The US Court of Federal Claims was established in 1986 under the National Vaccine Injury Compensation Program to reduce the number of lawsuits against physicians and vaccine makers. As of Sep 2, 13,546 cases had been filed through the program, 5,632 of them related to autism. Since 1988 the program has paid nearly $2 billion to 2,503 claimants.
According to court briefs available online, the family's question before the Supreme Court is whether the appeals court erred when it held that the law blocks all claims of vaccine design defects, whether the side effects were avoidable or not. The Bruesewitz family claims that Wyeth, now owned by Pfizer, could have sold a safer vaccine but chose not to, according to the Journal report.
The vaccine company denied that the vaccine caused the girl's injuries. Kathleen Sullivan, an attorney for Wyeth, told the court that the law was designed to help protect vaccine companies from legal threats and that increased liability that could result from a ruling for the family would drive some companies from the market, according to the Journal report.

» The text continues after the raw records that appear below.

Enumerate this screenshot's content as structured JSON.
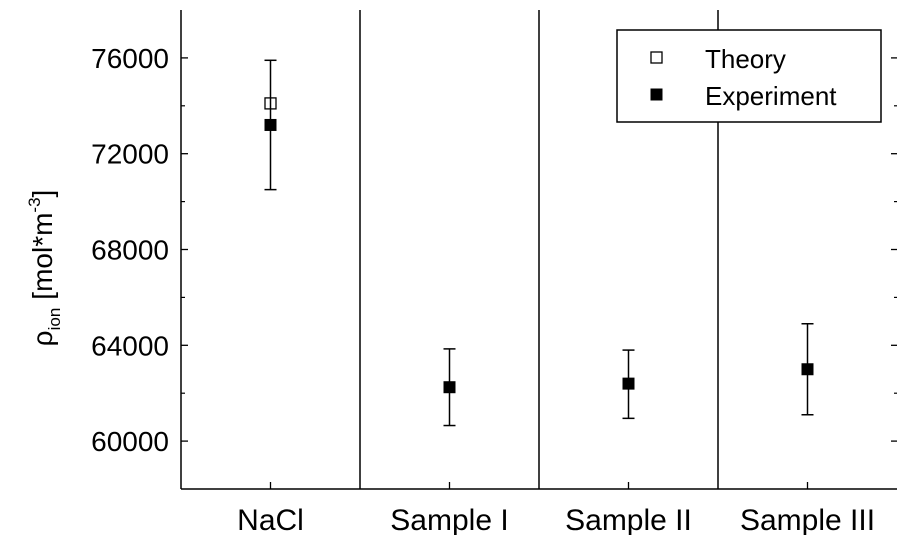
{
  "chart_data": {
    "type": "scatter",
    "title": "",
    "xlabel": "",
    "ylabel": {
      "symbol": "ρ",
      "subscript": "ion",
      "units_open": "[mol*m",
      "units_sup": "-3",
      "units_close": "]"
    },
    "categories": [
      "NaCl",
      "Sample I",
      "Sample II",
      "Sample III"
    ],
    "ylim": [
      58000,
      78000
    ],
    "yticks": [
      60000,
      64000,
      68000,
      72000,
      76000
    ],
    "ytick_labels": [
      "60000",
      "64000",
      "68000",
      "72000",
      "76000"
    ],
    "grid": false,
    "category_separators": true,
    "legend_position": "top-right",
    "series": [
      {
        "name": "Theory",
        "marker": "open-square",
        "color": "#000000",
        "points": [
          {
            "category": "NaCl",
            "value": 74100
          }
        ]
      },
      {
        "name": "Experiment",
        "marker": "filled-square",
        "color": "#000000",
        "points": [
          {
            "category": "NaCl",
            "value": 73200,
            "err_low": 70500,
            "err_high": 75900
          },
          {
            "category": "Sample I",
            "value": 62250,
            "err_low": 60650,
            "err_high": 63850
          },
          {
            "category": "Sample II",
            "value": 62400,
            "err_low": 60950,
            "err_high": 63800
          },
          {
            "category": "Sample III",
            "value": 63000,
            "err_low": 61100,
            "err_high": 64900
          }
        ]
      }
    ]
  }
}
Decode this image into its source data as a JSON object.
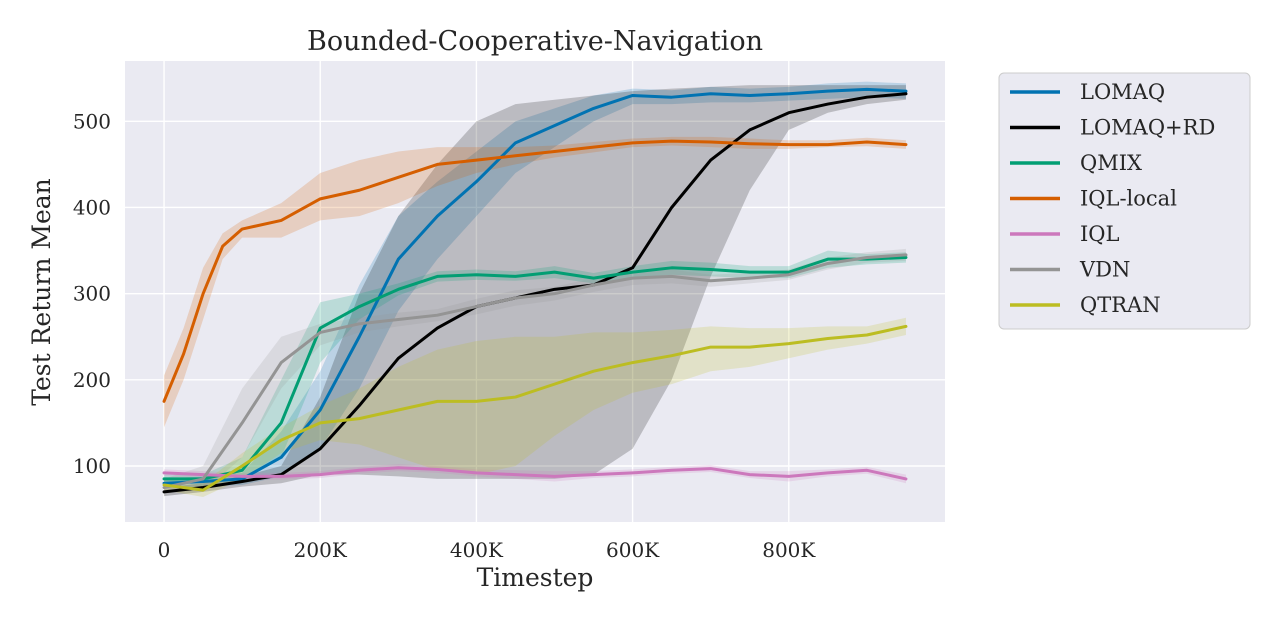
{
  "chart_data": {
    "type": "line",
    "title": "Bounded-Cooperative-Navigation",
    "xlabel": "Timestep",
    "ylabel": "Test Return Mean",
    "xlim": [
      -50000,
      1000000
    ],
    "ylim": [
      35,
      570
    ],
    "x_ticks": [
      0,
      200000,
      400000,
      600000,
      800000
    ],
    "x_tick_labels": [
      "0",
      "200K",
      "400K",
      "600K",
      "800K"
    ],
    "y_ticks": [
      100,
      200,
      300,
      400,
      500
    ],
    "y_tick_labels": [
      "100",
      "200",
      "300",
      "400",
      "500"
    ],
    "grid": true,
    "legend_position": "outside-right",
    "background_color": "#eaeaf2",
    "series": [
      {
        "name": "LOMAQ",
        "color": "#0173b2",
        "x": [
          0,
          50000,
          100000,
          150000,
          200000,
          250000,
          300000,
          350000,
          400000,
          450000,
          500000,
          550000,
          600000,
          650000,
          700000,
          750000,
          800000,
          850000,
          900000,
          950000
        ],
        "y": [
          80,
          82,
          85,
          110,
          165,
          250,
          340,
          390,
          430,
          475,
          495,
          515,
          530,
          528,
          532,
          530,
          532,
          535,
          537,
          535
        ],
        "lower": [
          75,
          76,
          78,
          88,
          120,
          190,
          280,
          340,
          390,
          440,
          470,
          500,
          520,
          520,
          522,
          522,
          524,
          526,
          528,
          526
        ],
        "upper": [
          85,
          88,
          92,
          140,
          210,
          310,
          390,
          430,
          465,
          500,
          515,
          530,
          538,
          536,
          540,
          538,
          540,
          544,
          546,
          544
        ]
      },
      {
        "name": "LOMAQ+RD",
        "color": "#000000",
        "x": [
          0,
          50000,
          100000,
          150000,
          200000,
          250000,
          300000,
          350000,
          400000,
          450000,
          500000,
          550000,
          600000,
          650000,
          700000,
          750000,
          800000,
          850000,
          900000,
          950000
        ],
        "y": [
          70,
          75,
          82,
          90,
          120,
          170,
          225,
          260,
          285,
          295,
          305,
          310,
          330,
          400,
          455,
          490,
          510,
          520,
          528,
          532
        ],
        "lower": [
          65,
          70,
          76,
          80,
          90,
          90,
          88,
          85,
          85,
          85,
          85,
          90,
          120,
          200,
          320,
          420,
          490,
          510,
          520,
          525
        ],
        "upper": [
          75,
          80,
          88,
          100,
          180,
          300,
          390,
          450,
          500,
          520,
          525,
          530,
          535,
          538,
          540,
          542,
          542,
          542,
          542,
          542
        ]
      },
      {
        "name": "QMIX",
        "color": "#029e73",
        "x": [
          0,
          50000,
          100000,
          150000,
          200000,
          250000,
          300000,
          350000,
          400000,
          450000,
          500000,
          550000,
          600000,
          650000,
          700000,
          750000,
          800000,
          850000,
          900000,
          950000
        ],
        "y": [
          85,
          85,
          95,
          150,
          260,
          285,
          305,
          320,
          322,
          320,
          325,
          318,
          325,
          330,
          328,
          325,
          325,
          340,
          340,
          342
        ],
        "lower": [
          80,
          80,
          85,
          110,
          220,
          270,
          298,
          314,
          316,
          315,
          318,
          312,
          318,
          322,
          320,
          318,
          318,
          330,
          334,
          336
        ],
        "upper": [
          90,
          90,
          110,
          200,
          290,
          300,
          312,
          326,
          328,
          326,
          332,
          324,
          332,
          338,
          336,
          332,
          332,
          350,
          346,
          348
        ]
      },
      {
        "name": "IQL-local",
        "color": "#d55e00",
        "x": [
          0,
          25000,
          50000,
          75000,
          100000,
          150000,
          200000,
          250000,
          300000,
          350000,
          400000,
          450000,
          500000,
          550000,
          600000,
          650000,
          700000,
          750000,
          800000,
          850000,
          900000,
          950000
        ],
        "y": [
          175,
          230,
          300,
          355,
          375,
          385,
          410,
          420,
          435,
          450,
          455,
          460,
          465,
          470,
          475,
          477,
          476,
          474,
          473,
          473,
          476,
          473
        ],
        "lower": [
          145,
          200,
          270,
          340,
          365,
          365,
          385,
          390,
          405,
          425,
          440,
          450,
          458,
          464,
          470,
          472,
          470,
          468,
          468,
          470,
          471,
          468
        ],
        "upper": [
          205,
          260,
          330,
          370,
          385,
          405,
          440,
          455,
          465,
          470,
          470,
          470,
          472,
          476,
          480,
          482,
          482,
          480,
          478,
          478,
          481,
          478
        ]
      },
      {
        "name": "IQL",
        "color": "#cc78bc",
        "x": [
          0,
          50000,
          100000,
          150000,
          200000,
          250000,
          300000,
          350000,
          400000,
          450000,
          500000,
          550000,
          600000,
          650000,
          700000,
          750000,
          800000,
          850000,
          900000,
          950000
        ],
        "y": [
          92,
          90,
          88,
          88,
          90,
          95,
          98,
          96,
          92,
          90,
          88,
          90,
          92,
          95,
          97,
          90,
          88,
          92,
          95,
          85
        ],
        "lower": [
          88,
          86,
          84,
          84,
          86,
          91,
          94,
          92,
          88,
          85,
          82,
          86,
          88,
          91,
          93,
          86,
          82,
          88,
          91,
          80
        ],
        "upper": [
          96,
          94,
          92,
          92,
          94,
          99,
          102,
          100,
          96,
          95,
          94,
          94,
          96,
          99,
          101,
          94,
          94,
          96,
          99,
          90
        ]
      },
      {
        "name": "VDN",
        "color": "#949494",
        "x": [
          0,
          50000,
          100000,
          150000,
          200000,
          250000,
          300000,
          350000,
          400000,
          450000,
          500000,
          550000,
          600000,
          650000,
          700000,
          750000,
          800000,
          850000,
          900000,
          950000
        ],
        "y": [
          75,
          85,
          150,
          220,
          255,
          265,
          270,
          275,
          285,
          295,
          300,
          310,
          318,
          320,
          315,
          318,
          322,
          335,
          342,
          345
        ],
        "lower": [
          65,
          70,
          110,
          190,
          240,
          255,
          262,
          268,
          276,
          286,
          292,
          302,
          310,
          312,
          308,
          312,
          316,
          328,
          336,
          338
        ],
        "upper": [
          85,
          100,
          190,
          250,
          265,
          272,
          278,
          282,
          294,
          304,
          308,
          318,
          326,
          328,
          322,
          324,
          328,
          342,
          348,
          352
        ]
      },
      {
        "name": "QTRAN",
        "color": "#bcbd22",
        "x": [
          0,
          50000,
          100000,
          150000,
          200000,
          250000,
          300000,
          350000,
          400000,
          450000,
          500000,
          550000,
          600000,
          650000,
          700000,
          750000,
          800000,
          850000,
          900000,
          950000
        ],
        "y": [
          78,
          72,
          100,
          130,
          150,
          155,
          165,
          175,
          175,
          180,
          195,
          210,
          220,
          228,
          238,
          238,
          242,
          248,
          252,
          262
        ],
        "lower": [
          72,
          64,
          85,
          115,
          130,
          125,
          110,
          95,
          90,
          100,
          135,
          165,
          185,
          195,
          210,
          215,
          225,
          235,
          242,
          252
        ],
        "upper": [
          84,
          80,
          115,
          145,
          170,
          190,
          215,
          235,
          245,
          250,
          250,
          255,
          255,
          258,
          262,
          260,
          260,
          262,
          262,
          272
        ]
      }
    ]
  }
}
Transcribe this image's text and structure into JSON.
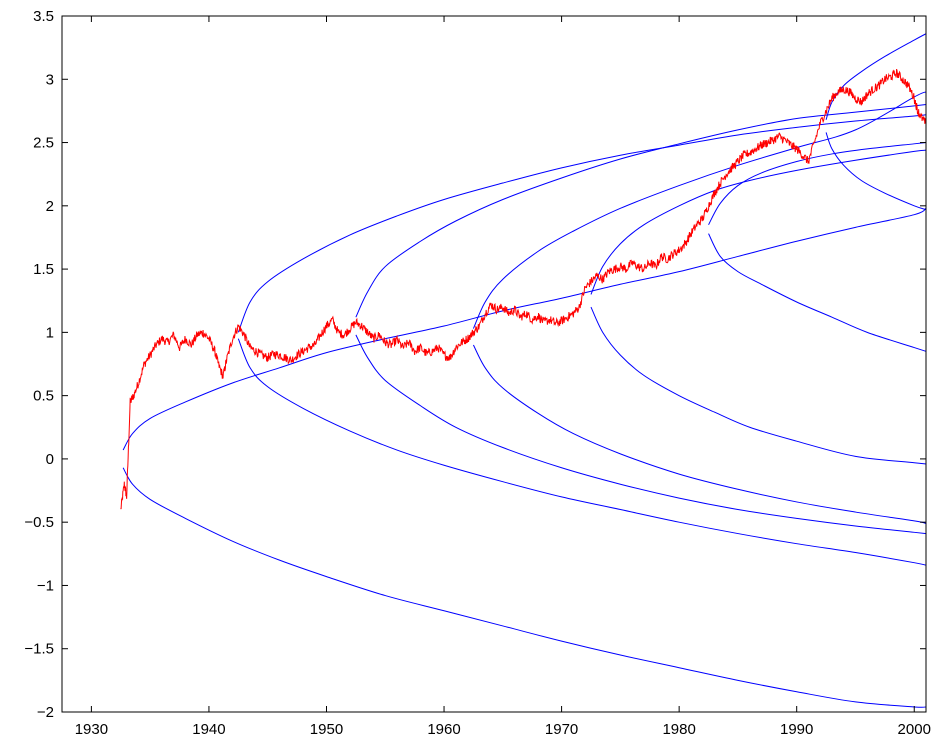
{
  "chart_data": {
    "type": "line",
    "title": "",
    "xlabel": "",
    "ylabel": "",
    "xlim": [
      1927.5,
      2001
    ],
    "ylim": [
      -2,
      3.5
    ],
    "grid": false,
    "x_ticks": [
      1930,
      1940,
      1950,
      1960,
      1970,
      1980,
      1990,
      2000
    ],
    "x_tick_labels": [
      "1930",
      "1940",
      "1950",
      "1960",
      "1970",
      "1980",
      "1990",
      "2000"
    ],
    "y_ticks": [
      -2,
      -1.5,
      -1,
      -0.5,
      0,
      0.5,
      1,
      1.5,
      2,
      2.5,
      3,
      3.5
    ],
    "y_tick_labels": [
      "−2",
      "−1.5",
      "−1",
      "−0.5",
      "0",
      "0.5",
      "1",
      "1.5",
      "2",
      "2.5",
      "3",
      "3.5"
    ],
    "colors": {
      "price": "#ff0000",
      "curves": "#0000ff"
    },
    "series": [
      {
        "color": "#ff0000",
        "x": [
          1932.5,
          1932.8,
          1933.0,
          1933.3,
          1933.6,
          1934.0,
          1934.5,
          1935.0,
          1935.5,
          1936.0,
          1936.5,
          1937.0,
          1937.5,
          1938.0,
          1938.5,
          1939.0,
          1939.5,
          1940.0,
          1940.5,
          1940.8,
          1941.2,
          1941.5,
          1942.0,
          1942.5,
          1943.0,
          1943.5,
          1944.0,
          1944.5,
          1945.0,
          1945.5,
          1946.0,
          1946.5,
          1947.0,
          1947.5,
          1948.0,
          1948.5,
          1949.0,
          1949.5,
          1950.0,
          1950.5,
          1951.0,
          1951.5,
          1952.0,
          1952.5,
          1953.0,
          1953.5,
          1954.0,
          1954.5,
          1955.0,
          1955.5,
          1956.0,
          1956.5,
          1957.0,
          1957.5,
          1958.0,
          1958.5,
          1959.0,
          1959.5,
          1960.0,
          1960.5,
          1961.0,
          1961.5,
          1962.0,
          1962.5,
          1963.0,
          1963.5,
          1964.0,
          1964.5,
          1965.0,
          1965.5,
          1966.0,
          1966.5,
          1967.0,
          1967.5,
          1968.0,
          1968.5,
          1969.0,
          1969.5,
          1970.0,
          1970.5,
          1971.0,
          1971.5,
          1972.0,
          1972.5,
          1973.0,
          1973.5,
          1974.0,
          1974.5,
          1975.0,
          1975.5,
          1976.0,
          1976.5,
          1977.0,
          1977.5,
          1978.0,
          1978.5,
          1979.0,
          1979.5,
          1980.0,
          1980.5,
          1981.0,
          1981.5,
          1982.0,
          1982.5,
          1983.0,
          1983.5,
          1984.0,
          1984.5,
          1985.0,
          1985.5,
          1986.0,
          1986.5,
          1987.0,
          1987.5,
          1988.0,
          1988.5,
          1989.0,
          1989.5,
          1990.0,
          1990.5,
          1991.0,
          1991.5,
          1992.0,
          1992.5,
          1993.0,
          1993.5,
          1994.0,
          1994.5,
          1995.0,
          1995.5,
          1996.0,
          1996.5,
          1997.0,
          1997.5,
          1998.0,
          1998.5,
          1999.0,
          1999.5,
          2000.0,
          2000.3,
          2000.6,
          2001.0
        ],
        "y": [
          -0.4,
          -0.2,
          -0.3,
          0.45,
          0.5,
          0.6,
          0.75,
          0.82,
          0.9,
          0.95,
          0.92,
          0.98,
          0.88,
          0.95,
          0.9,
          0.98,
          1.0,
          0.95,
          0.85,
          0.75,
          0.65,
          0.78,
          0.95,
          1.05,
          0.98,
          0.88,
          0.85,
          0.82,
          0.8,
          0.83,
          0.82,
          0.8,
          0.78,
          0.82,
          0.85,
          0.88,
          0.9,
          0.98,
          1.05,
          1.1,
          1.0,
          0.98,
          1.03,
          1.08,
          1.05,
          1.0,
          0.95,
          0.98,
          0.92,
          0.9,
          0.94,
          0.88,
          0.92,
          0.85,
          0.88,
          0.83,
          0.85,
          0.88,
          0.82,
          0.8,
          0.88,
          0.92,
          0.95,
          1.0,
          1.05,
          1.15,
          1.22,
          1.18,
          1.2,
          1.15,
          1.18,
          1.12,
          1.15,
          1.1,
          1.13,
          1.08,
          1.1,
          1.07,
          1.09,
          1.12,
          1.15,
          1.2,
          1.35,
          1.4,
          1.45,
          1.42,
          1.48,
          1.5,
          1.52,
          1.5,
          1.55,
          1.52,
          1.5,
          1.55,
          1.52,
          1.6,
          1.58,
          1.62,
          1.65,
          1.7,
          1.78,
          1.85,
          1.9,
          2.0,
          2.1,
          2.18,
          2.25,
          2.3,
          2.35,
          2.4,
          2.42,
          2.45,
          2.48,
          2.5,
          2.52,
          2.55,
          2.52,
          2.48,
          2.45,
          2.4,
          2.35,
          2.5,
          2.65,
          2.75,
          2.85,
          2.9,
          2.92,
          2.9,
          2.85,
          2.82,
          2.88,
          2.92,
          2.95,
          3.0,
          3.02,
          3.05,
          3.0,
          2.95,
          2.85,
          2.75,
          2.7,
          2.65
        ],
        "noise": 0.035
      },
      {
        "color": "#0000ff",
        "x": [
          1932.7,
          1933.5,
          1935,
          1938,
          1942,
          1946,
          1950,
          1955,
          1960,
          1965,
          1970,
          1975,
          1980,
          1985,
          1990,
          1995,
          2000,
          2001
        ],
        "y": [
          0.07,
          0.2,
          0.32,
          0.45,
          0.6,
          0.72,
          0.84,
          0.95,
          1.05,
          1.17,
          1.27,
          1.38,
          1.48,
          1.6,
          1.72,
          1.83,
          1.93,
          1.98
        ]
      },
      {
        "color": "#0000ff",
        "x": [
          1932.7,
          1933.5,
          1935,
          1938,
          1942,
          1946,
          1950,
          1955,
          1960,
          1965,
          1970,
          1975,
          1980,
          1985,
          1990,
          1995,
          2000,
          2001
        ],
        "y": [
          -0.07,
          -0.2,
          -0.32,
          -0.47,
          -0.65,
          -0.8,
          -0.93,
          -1.08,
          -1.2,
          -1.32,
          -1.44,
          -1.55,
          -1.65,
          -1.75,
          -1.84,
          -1.92,
          -1.96,
          -1.96
        ]
      },
      {
        "color": "#0000ff",
        "x": [
          1942.5,
          1943.5,
          1945,
          1948,
          1952,
          1956,
          1960,
          1965,
          1970,
          1975,
          1980,
          1985,
          1990,
          1995,
          2000,
          2001
        ],
        "y": [
          1.0,
          1.24,
          1.4,
          1.58,
          1.77,
          1.92,
          2.05,
          2.18,
          2.3,
          2.4,
          2.48,
          2.56,
          2.62,
          2.67,
          2.71,
          2.72
        ]
      },
      {
        "color": "#0000ff",
        "x": [
          1942.5,
          1943.5,
          1945,
          1948,
          1952,
          1956,
          1960,
          1965,
          1970,
          1975,
          1980,
          1985,
          1990,
          1995,
          2000,
          2001
        ],
        "y": [
          0.95,
          0.72,
          0.57,
          0.4,
          0.22,
          0.07,
          -0.05,
          -0.18,
          -0.3,
          -0.4,
          -0.5,
          -0.59,
          -0.67,
          -0.74,
          -0.82,
          -0.84
        ]
      },
      {
        "color": "#0000ff",
        "x": [
          1952.5,
          1953.5,
          1955,
          1958,
          1961,
          1965,
          1970,
          1975,
          1980,
          1985,
          1990,
          1995,
          2000,
          2001
        ],
        "y": [
          1.12,
          1.32,
          1.52,
          1.72,
          1.88,
          2.05,
          2.22,
          2.37,
          2.49,
          2.6,
          2.69,
          2.74,
          2.79,
          2.8
        ]
      },
      {
        "color": "#0000ff",
        "x": [
          1952.5,
          1953.5,
          1955,
          1958,
          1961,
          1965,
          1970,
          1975,
          1980,
          1985,
          1990,
          1995,
          2000,
          2001
        ],
        "y": [
          0.98,
          0.8,
          0.62,
          0.42,
          0.25,
          0.09,
          -0.07,
          -0.2,
          -0.31,
          -0.4,
          -0.47,
          -0.53,
          -0.58,
          -0.59
        ]
      },
      {
        "color": "#0000ff",
        "x": [
          1962.5,
          1963.5,
          1965,
          1968,
          1971,
          1975,
          1980,
          1985,
          1990,
          1995,
          2000,
          2001
        ],
        "y": [
          1.03,
          1.24,
          1.42,
          1.64,
          1.8,
          1.98,
          2.16,
          2.32,
          2.46,
          2.6,
          2.86,
          2.9
        ]
      },
      {
        "color": "#0000ff",
        "x": [
          1962.5,
          1963.5,
          1965,
          1968,
          1971,
          1975,
          1980,
          1985,
          1990,
          1995,
          2000,
          2001
        ],
        "y": [
          0.9,
          0.72,
          0.56,
          0.36,
          0.2,
          0.04,
          -0.12,
          -0.24,
          -0.34,
          -0.42,
          -0.49,
          -0.51
        ]
      },
      {
        "color": "#0000ff",
        "x": [
          1972.5,
          1973.5,
          1975,
          1977,
          1980,
          1983,
          1986,
          1990,
          1995,
          2000,
          2001
        ],
        "y": [
          1.3,
          1.52,
          1.7,
          1.85,
          2.0,
          2.12,
          2.2,
          2.28,
          2.36,
          2.43,
          2.44
        ]
      },
      {
        "color": "#0000ff",
        "x": [
          1972.5,
          1973.5,
          1975,
          1977,
          1980,
          1983,
          1986,
          1990,
          1995,
          2000,
          2001
        ],
        "y": [
          1.2,
          1.0,
          0.82,
          0.66,
          0.5,
          0.37,
          0.25,
          0.14,
          0.02,
          -0.03,
          -0.04
        ]
      },
      {
        "color": "#0000ff",
        "x": [
          1982.5,
          1983.5,
          1985,
          1987,
          1990,
          1993,
          1996,
          2000,
          2001
        ],
        "y": [
          1.85,
          2.02,
          2.16,
          2.26,
          2.35,
          2.41,
          2.45,
          2.49,
          2.5
        ]
      },
      {
        "color": "#0000ff",
        "x": [
          1982.5,
          1983.5,
          1985,
          1987,
          1990,
          1993,
          1996,
          2000,
          2001
        ],
        "y": [
          1.78,
          1.6,
          1.48,
          1.38,
          1.24,
          1.12,
          1.0,
          0.88,
          0.85
        ]
      },
      {
        "color": "#0000ff",
        "x": [
          1992.5,
          1993.0,
          1994.0,
          1995.5,
          1997.5,
          2000.0,
          2001
        ],
        "y": [
          2.68,
          2.82,
          2.95,
          3.06,
          3.18,
          3.31,
          3.36
        ]
      },
      {
        "color": "#0000ff",
        "x": [
          1992.5,
          1993.0,
          1994.0,
          1995.5,
          1997.5,
          2000.0,
          2001
        ],
        "y": [
          2.58,
          2.45,
          2.32,
          2.2,
          2.1,
          2.0,
          1.97
        ]
      }
    ]
  }
}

The report said some justices worried about the consequences of allowing lawsuits against vaccine makers, while others, particularly Justice Sonya Sotomayor, asked if the threat of lawsuits might prompt vaccine makers to seek safer vaccines.
Justice Elena Kagan is recused from the case because she participated in it while she was US solicitor general.
The Obama administration filed a 44-page amicus brief supporting the vaccine company, stating that the law provides a "robust federal framework" that encourages the development of safer vaccines while providing compensation to families when appropriate.
The court is expected to rule on the case by the end of June, according to the Journal.